Republicans are livid about the way the Obama administration handled the apprehension and arrest of an accused Somali terrorist. But — with one exception — the treatment of Ahmed Abdulkadir Warsame was a creditable balancing of national security concerns and due process. President Obama should resist pressure in Congress to make such an approach impossible.
Warsame was arrested April 19 and interrogated on a U.S. Navy ship before being flown to New York. He is accused in a nine-count federal indictment of supplying material support to Al Qaeda in Yemen and the Somali group Shabab.
Republicans have two complaints. They argue that bringing Warsame to the United States violated congressional statements opposing the transfer of suspected terrorists to the United States.
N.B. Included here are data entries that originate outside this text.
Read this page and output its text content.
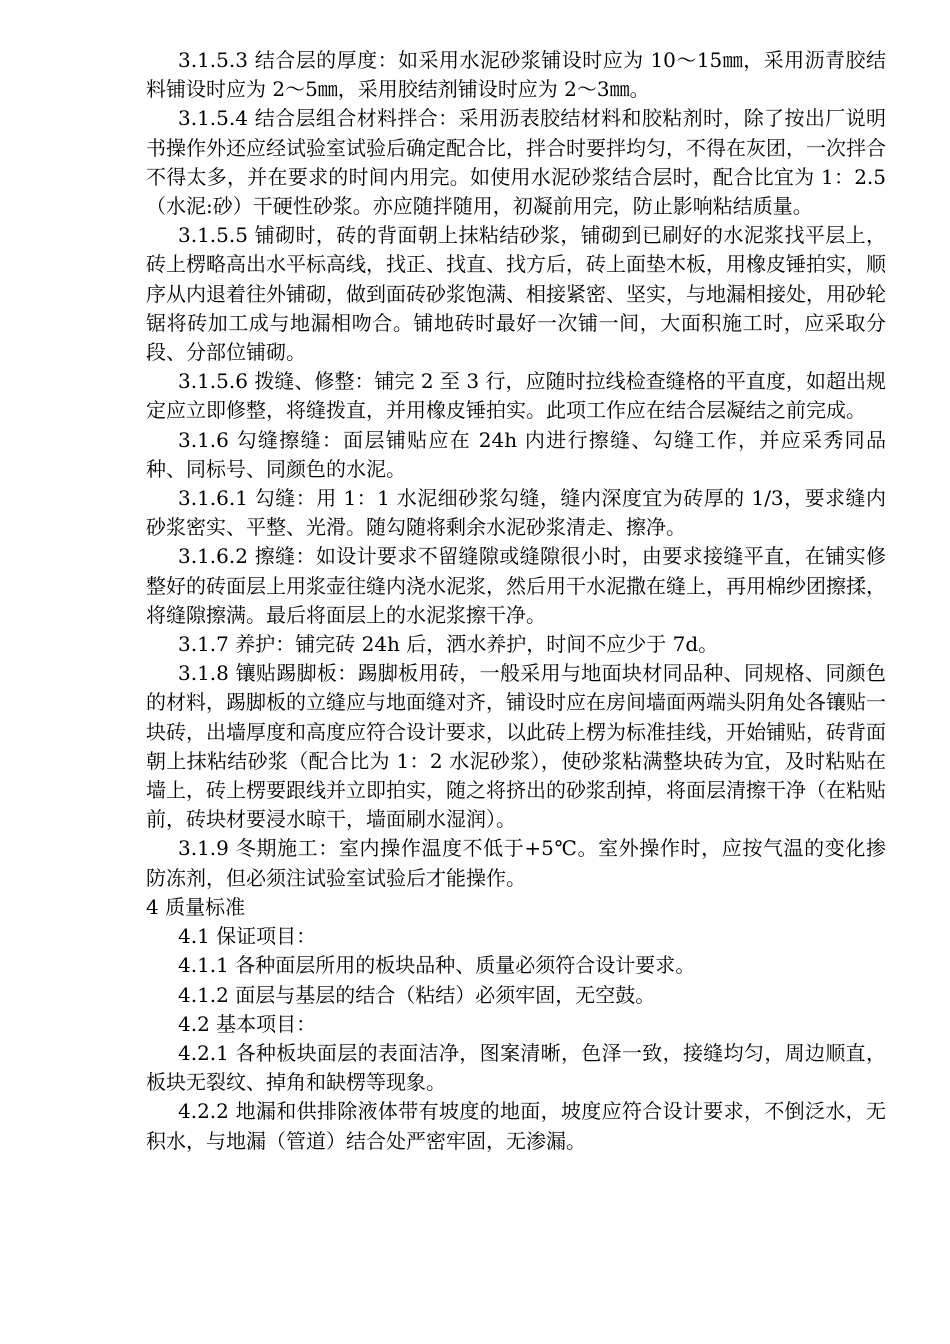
3.1.5.3 结合层的厚度：如采用水泥砂浆铺设时应为 10～15㎜，采用沥青胶结料铺设时应为 2～5㎜，采用胶结剂铺设时应为 2～3㎜。

3.1.5.4 结合层组合材料拌合：采用沥表胶结材料和胶粘剂时，除了按出厂说明书操作外还应经试验室试验后确定配合比，拌合时要拌均匀，不得在灰团，一次拌合不得太多，并在要求的时间内用完。如使用水泥砂浆结合层时，配合比宜为 1：2.5（水泥:砂）干硬性砂浆。亦应随拌随用，初凝前用完，防止影响粘结质量。

3.1.5.5 铺砌时，砖的背面朝上抹粘结砂浆，铺砌到已刷好的水泥浆找平层上，砖上楞略高出水平标高线，找正、找直、找方后，砖上面垫木板，用橡皮锤拍实，顺序从内退着往外铺砌，做到面砖砂浆饱满、相接紧密、坚实，与地漏相接处，用砂轮锯将砖加工成与地漏相吻合。铺地砖时最好一次铺一间，大面积施工时，应采取分段、分部位铺砌。

3.1.5.6 拨缝、修整：铺完 2 至 3 行，应随时拉线检查缝格的平直度，如超出规定应立即修整，将缝拨直，并用橡皮锤拍实。此项工作应在结合层凝结之前完成。

3.1.6 勾缝擦缝：面层铺贴应在 24h 内进行擦缝、勾缝工作，并应采秀同品种、同标号、同颜色的水泥。

3.1.6.1 勾缝：用 1：1 水泥细砂浆勾缝，缝内深度宜为砖厚的 1/3，要求缝内砂浆密实、平整、光滑。随勾随将剩余水泥砂浆清走、擦净。

3.1.6.2 擦缝：如设计要求不留缝隙或缝隙很小时，由要求接缝平直，在铺实修整好的砖面层上用浆壶往缝内浇水泥浆，然后用干水泥撒在缝上，再用棉纱团擦揉，将缝隙擦满。最后将面层上的水泥浆擦干净。

3.1.7 养护：铺完砖 24h 后，洒水养护，时间不应少于 7d。

3.1.8 镶贴踢脚板：踢脚板用砖，一般采用与地面块材同品种、同规格、同颜色的材料，踢脚板的立缝应与地面缝对齐，铺设时应在房间墙面两端头阴角处各镶贴一块砖，出墙厚度和高度应符合设计要求，以此砖上楞为标准挂线，开始铺贴，砖背面朝上抹粘结砂浆（配合比为 1：2 水泥砂浆），使砂浆粘满整块砖为宜，及时粘贴在墙上，砖上楞要跟线并立即拍实，随之将挤出的砂浆刮掉，将面层清擦干净（在粘贴前，砖块材要浸水晾干，墙面刷水湿润）。

3.1.9 冬期施工：室内操作温度不低于+5℃。室外操作时，应按气温的变化掺防冻剂，但必须注试验室试验后才能操作。

4 质量标准

4.1 保证项目：

4.1.1 各种面层所用的板块品种、质量必须符合设计要求。

4.1.2 面层与基层的结合（粘结）必须牢固，无空鼓。

4.2 基本项目：

4.2.1 各种板块面层的表面洁净，图案清晰，色泽一致，接缝均匀，周边顺直，板块无裂纹、掉角和缺楞等现象。

4.2.2 地漏和供排除液体带有坡度的地面，坡度应符合设计要求，不倒泛水，无积水，与地漏（管道）结合处严密牢固，无渗漏。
The other grievance is that Warsame will be tried in a civilian court. Senate Minority Leader Mitch McConnell (R-Ky.) combined the two criticisms: "The administration has purposefully imported a terrorist into the U.S. and is providing him all the rights of U.S. citizens in court."
It is easy to dispose of the canard that accused terrorists can't be brought to the United States because their trials would pose a danger to the public. Several terrorist trials, including that of 9/11 conspirator Zacarias Moussaoui, have been held without incident. As for the argument that Warsame shouldn't be given "all the rights of U.S. citizens," it is precisely that feature of civilian trials that demonstrates to the world that the United States is willing to afford due process even to its bitterest enemies.